Banyak yang bilang, tidak perlu mencapai pancake Gunung Merbabu untuk menikmati alam. Keindahan tidak selalu ditawarkan di puncak tujuan, tetapi ada dalam setiap kesulitan dan langkah-langkah perjalanan.
Setelah Pos Tiga, jalur menyempit dan berbatu menuju Sabana Satu.
Trek semakin menantang memasuki Sabana Dua. Di tempat ini, hamparan rumput yang luas menjadi tempat para pendaki berleyeh-leyeh menikmati sore.
Begitu sampai tiba di sana, matahari mulai bergerak turun. Sejumlah pendaki mendirikan tenda sebelum hari bertambah gelap.
Begitu sampai tiba di sana, matahari mulai bergerak turun. Sejumlah pendaki mendirikan tenda sebelum hari bertambah gelap.
Di bawah temaram lampu tenda, kawanan domba
berkumpul. Masing-masing menggenggam segelas minuman hangat. Kopi. Cokelat. Jahe. “Bagaimana kalau besok hujan, apakah kita jadi ke puncak?”
“Kalau hujan, lebih baik kita berteduh dulu di
tenda karena tidak mungkin melihat matahari terbit. Kalau cuaca cerah, kita
bergerak. Tidak masalah apabila terlambat melihat sunrise di puncak, karena di perjalanan
kita tetap bisa menikmati Sang Surya,” tutur Ricky.
Pukul 22.00, saya membenamkan diri dalam selimut tidur. Menutup
kelopak mata. Dan membisikkan doa agar esok langit cerah.
Setelah beberapa jam terlelap, Ricky keluar tenda. “Bangun,
bangun. Di luar bintang-bintang bercahaya,” katanya.
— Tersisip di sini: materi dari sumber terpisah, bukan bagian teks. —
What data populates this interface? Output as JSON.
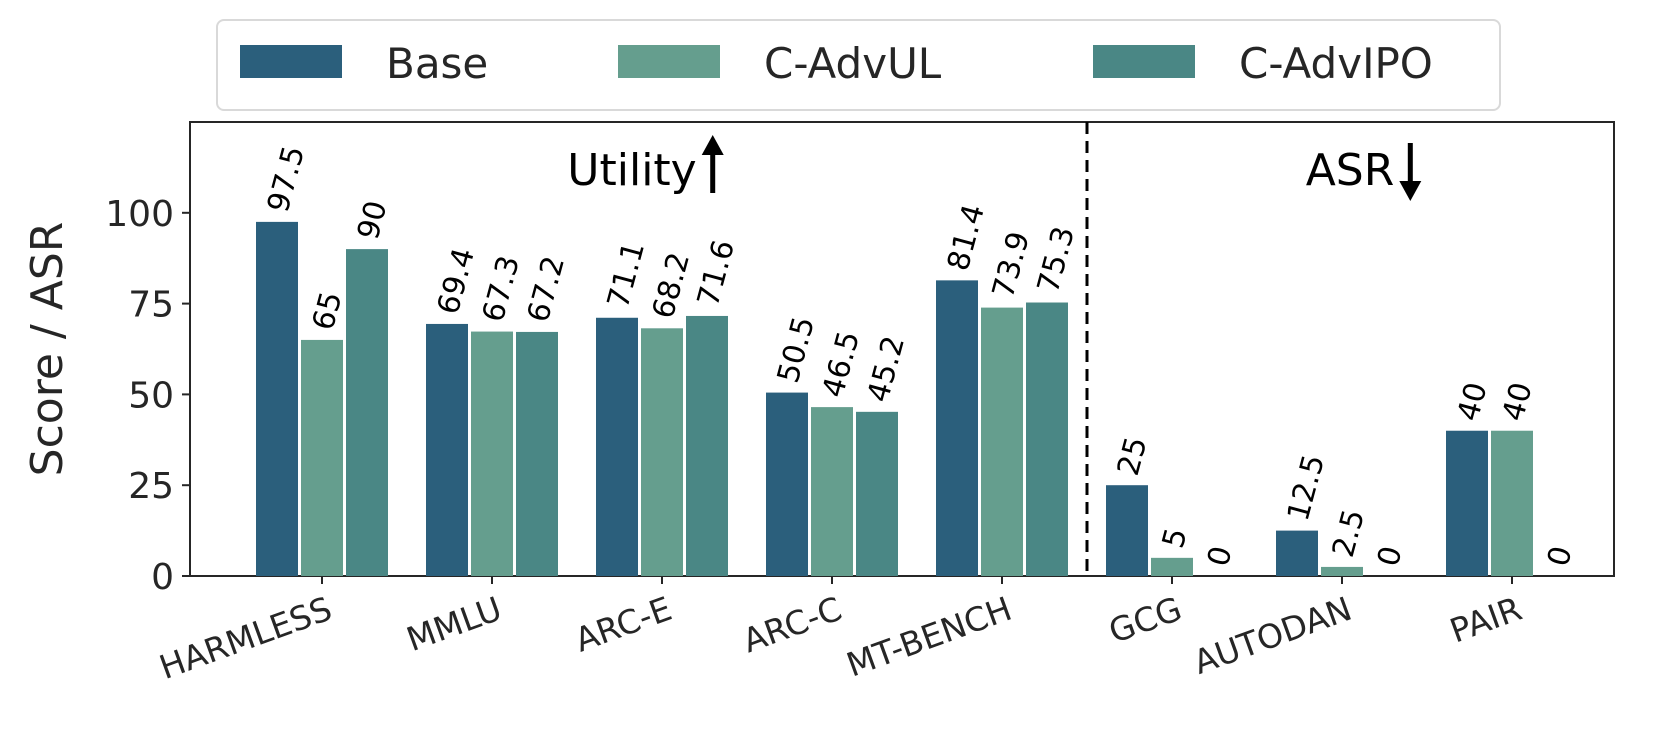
{
  "chart_data": {
    "type": "bar",
    "ylabel": "Score / ASR",
    "ylim": [
      0,
      125
    ],
    "yticks": [
      0,
      25,
      50,
      75,
      100
    ],
    "categories": [
      "HARMLESS",
      "MMLU",
      "ARC-E",
      "ARC-C",
      "MT-BENCH",
      "GCG",
      "AUTODAN",
      "PAIR"
    ],
    "series": [
      {
        "name": "Base",
        "color": "#2b5f7c",
        "values": [
          97.5,
          69.4,
          71.1,
          50.5,
          81.4,
          25,
          12.5,
          40
        ],
        "labels": [
          "97.5",
          "69.4",
          "71.1",
          "50.5",
          "81.4",
          "25",
          "12.5",
          "40"
        ]
      },
      {
        "name": "C-AdvUL",
        "color": "#659e8e",
        "values": [
          65,
          67.3,
          68.2,
          46.5,
          73.9,
          5,
          2.5,
          40
        ],
        "labels": [
          "65",
          "67.3",
          "68.2",
          "46.5",
          "73.9",
          "5",
          "2.5",
          "40"
        ]
      },
      {
        "name": "C-AdvIPO",
        "color": "#4a8785",
        "values": [
          90,
          67.2,
          71.6,
          45.2,
          75.3,
          0,
          0,
          0
        ],
        "labels": [
          "90",
          "67.2",
          "71.6",
          "45.2",
          "75.3",
          "0",
          "0",
          "0"
        ]
      }
    ],
    "regions": [
      {
        "label": "Utility",
        "arrow": "up"
      },
      {
        "label": "ASR",
        "arrow": "down"
      }
    ],
    "divider_after_category": "MT-BENCH",
    "legend_position": "top-center",
    "grid": false
  }
}
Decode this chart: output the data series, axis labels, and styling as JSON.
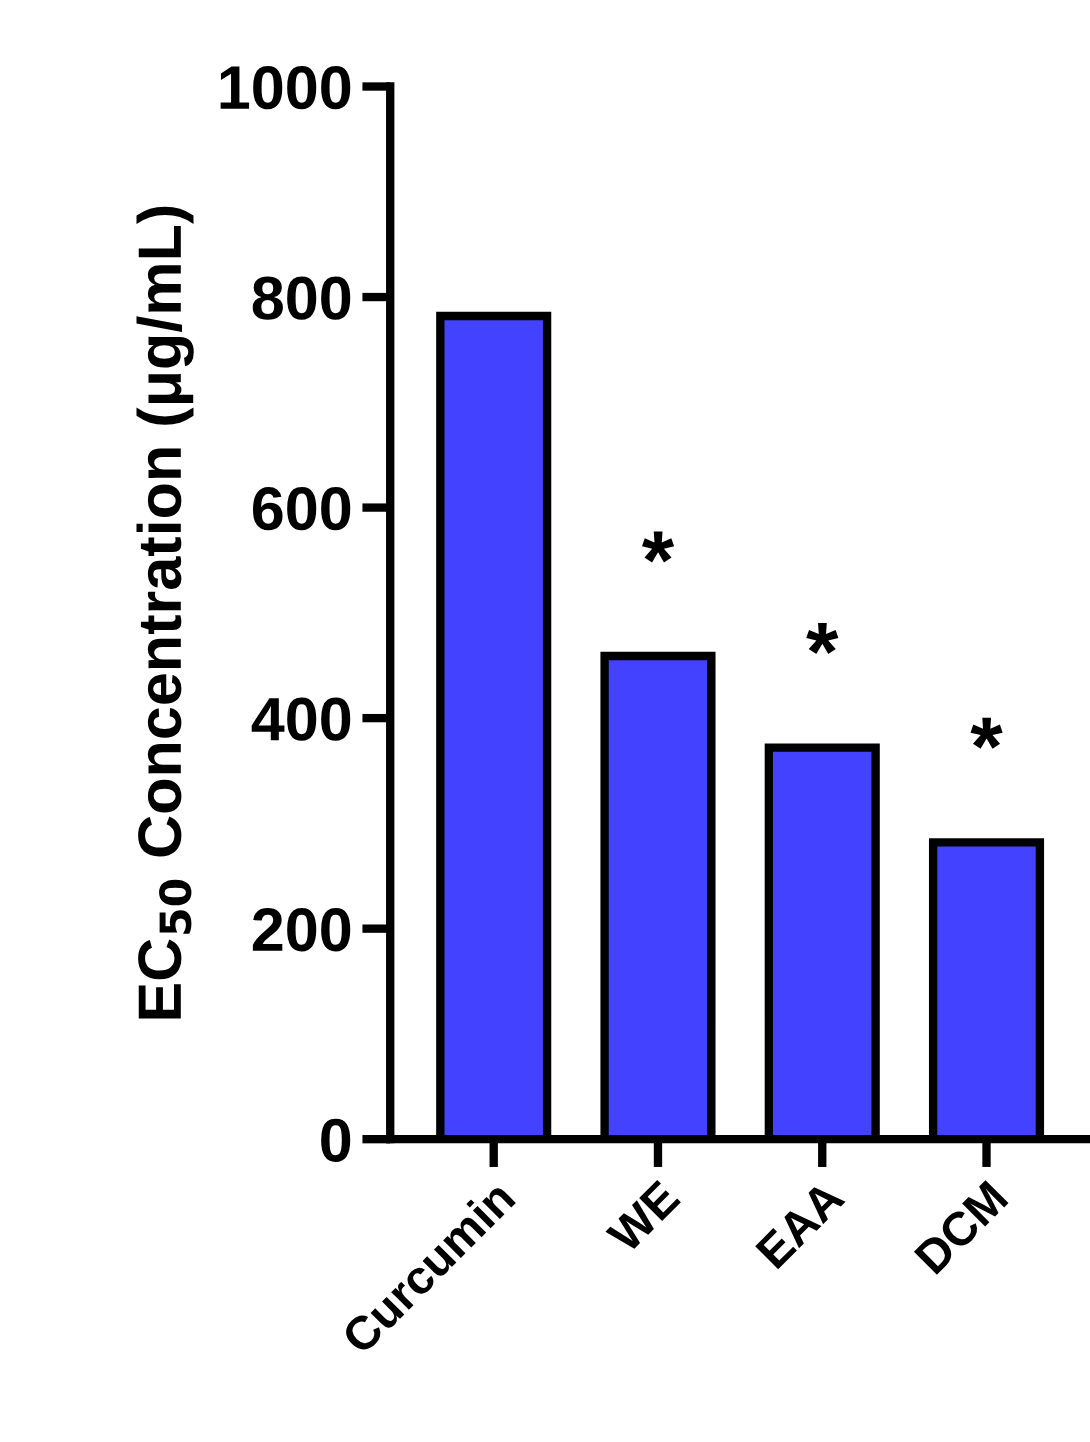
{
  "chart_data": {
    "type": "bar",
    "ylabel": "EC$_{50}$ Concentration (μg/mL)",
    "categories": [
      "Curcumin",
      "WE",
      "EAA",
      "DCM"
    ],
    "values": [
      782,
      459,
      372,
      282
    ],
    "color": "#4343ff",
    "ylim": [
      0,
      1000
    ],
    "yticks": [
      0,
      200,
      400,
      600,
      800,
      1000
    ],
    "grid": false,
    "annotations": [
      "*",
      "*",
      "*"
    ]
  }
}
Ivan, Eva, Rhesa, dan saya segera mengeluarkan
kepala dari dalam tenda. Memandang langit hitam dengan butiran kemilau bintang.
Pukul 03.30, rombongan mulai merambat bergerak menuju puncak. Tanjakan yang terjal dan curam dilalui selangkah demi selangkah.
Mendekati puncak, kabut bergerak meniupkan udara dingin. Gerimis mulai turun, membasahi jaket dan celana. Semakin lama, hujan semakin deras. Angin bertiup kencang. Badai mulai mengamuk. Jalan kian licin dan terjal. "Kita tertipu langit cerah. Ternyata, malah hujan," kata seorang pendaki.
Di puncak Kentheng Songo (3.142 mdpl), yang terlihat hanya langit putih. Tanaman tertutup kabut. Tanah berlumpur. Angin menggerakkan dedaunan. Kawanan pendaki bersembunyi di balik batu atau pohon. Melindungi tubuh dari badai yang mengamuk. Matahari terbit, yang dinantikan, tertutup awan.
Beberapa orang kecewa, cita-cita menatap Sang Surya di balik jendela puncak Gunung Merbabu tak terlaksana. Sebagian lainnya, cukup bersyukur dapat selamat dari badai yang mengamuk.
Memiliki tujuan dalam perjalanan memang perlu.
Tetapi, keindahan tidak ada di puncak. Keindahan ditemui dalam setiap langkah perjalanan mengatasi tantangan dan segala kesulitan.